Lydiatt, W.M., Denman, D., McNeilly, D.P., Puumula, S.E., & Burke, W.J. (2008). A randomized, placebo-controlled trial of citalopram for the prevention of major depression during treatment for head and neck cancer. Archives of Otolaryngology, 134, 528–535.doi:10.1001/archotol.134.5.528
To determine whether prophylactic treatment with the antidepressant citalopram hydrobromide can prevent major depression in patients undergoing treatment for head and neck cancer
The intervention consisted of 40 mg citalopram hydrobromide (a selective serotonin reuptake inhibitor). Medication began with 20 mg/day for week 1 and increased to 40 mg/day until week 12; after week 12, the dosage decreased to 20 mg/day for one week and then the drug therapy was stopped. Data were collected at baseline and at weeks 4, 8, 12, and 16 as well as at any time during the study.

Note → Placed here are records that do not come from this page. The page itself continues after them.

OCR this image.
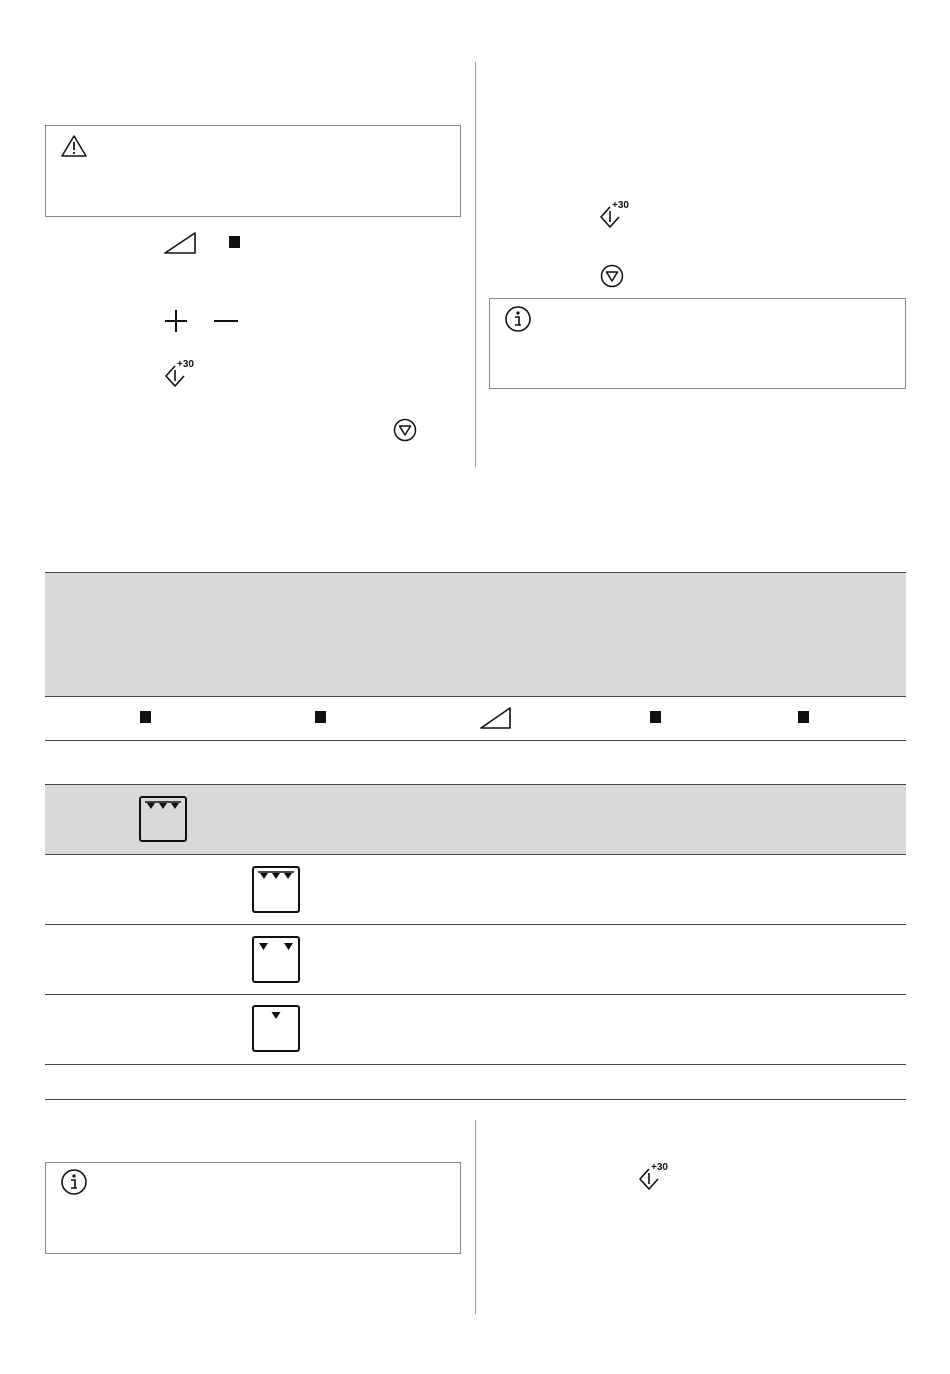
+30
+30
+30
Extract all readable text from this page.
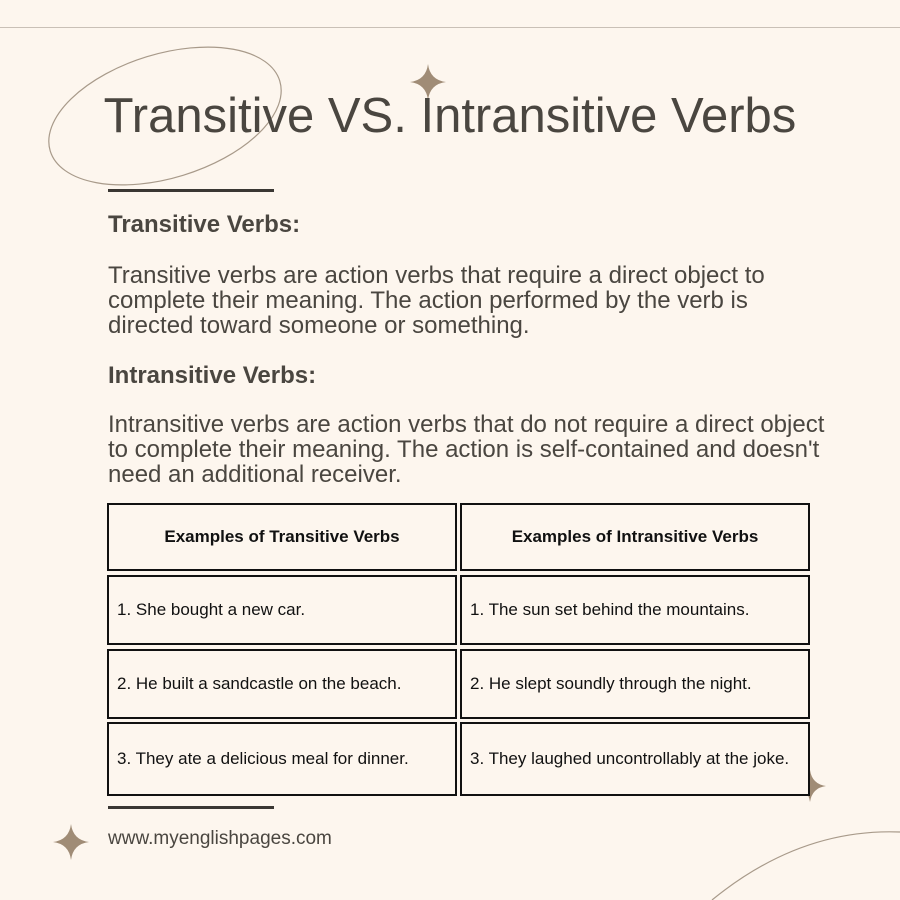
Transitive VS. Intransitive Verbs
Transitive Verbs:

Transitive verbs are action verbs that require a direct object to complete their meaning. The action performed by the verb is directed toward someone or something.

Intransitive Verbs:

Intransitive verbs are action verbs that do not require a direct object to complete their meaning. The action is self-contained and doesn't need an additional receiver.

Examples of Transitive Verbs	Examples of Intransitive Verbs
1. She bought a new car.	1. The sun set behind the mountains.
2. He built a sandcastle on the beach.	2. He slept soundly through the night.
3. They ate a delicious meal for dinner.	3. They laughed uncontrollably at the joke.
www.myenglishpages.com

Prospective, randomized, placebo-controlled trial with double blinding
During the 12 weeks of the study, 5 out of 10 taking the placebo and 2 out of 12 taking citalopram met the cutoff criteria for depression (measured by HRSD). However, the difference was statistically insignificant (Fisher exact test, p = 0.17). At the end of the study, of those receiving citalopram 15% were at least mildly ill in terms of global mood state as measured by the CGI-S scale; 60% of those in the control group were at least mildly ill as measured by the same means. Quality of life, measured by the UW-QOL, deteriorated in both groups from baseline to week 16, but less deterioration occurred in the citalopram group (p = 0.14).
Prophylactic treatment with citalopram hydrobromide may decrease the incidence and severity of depression during head and neck cancer therapy.
The risk of major depressive disorder can be very high in patients with head and neck cancer who are undergoing active treatment. Prevention of depression may be an attainable goal, although more research in this area is needed.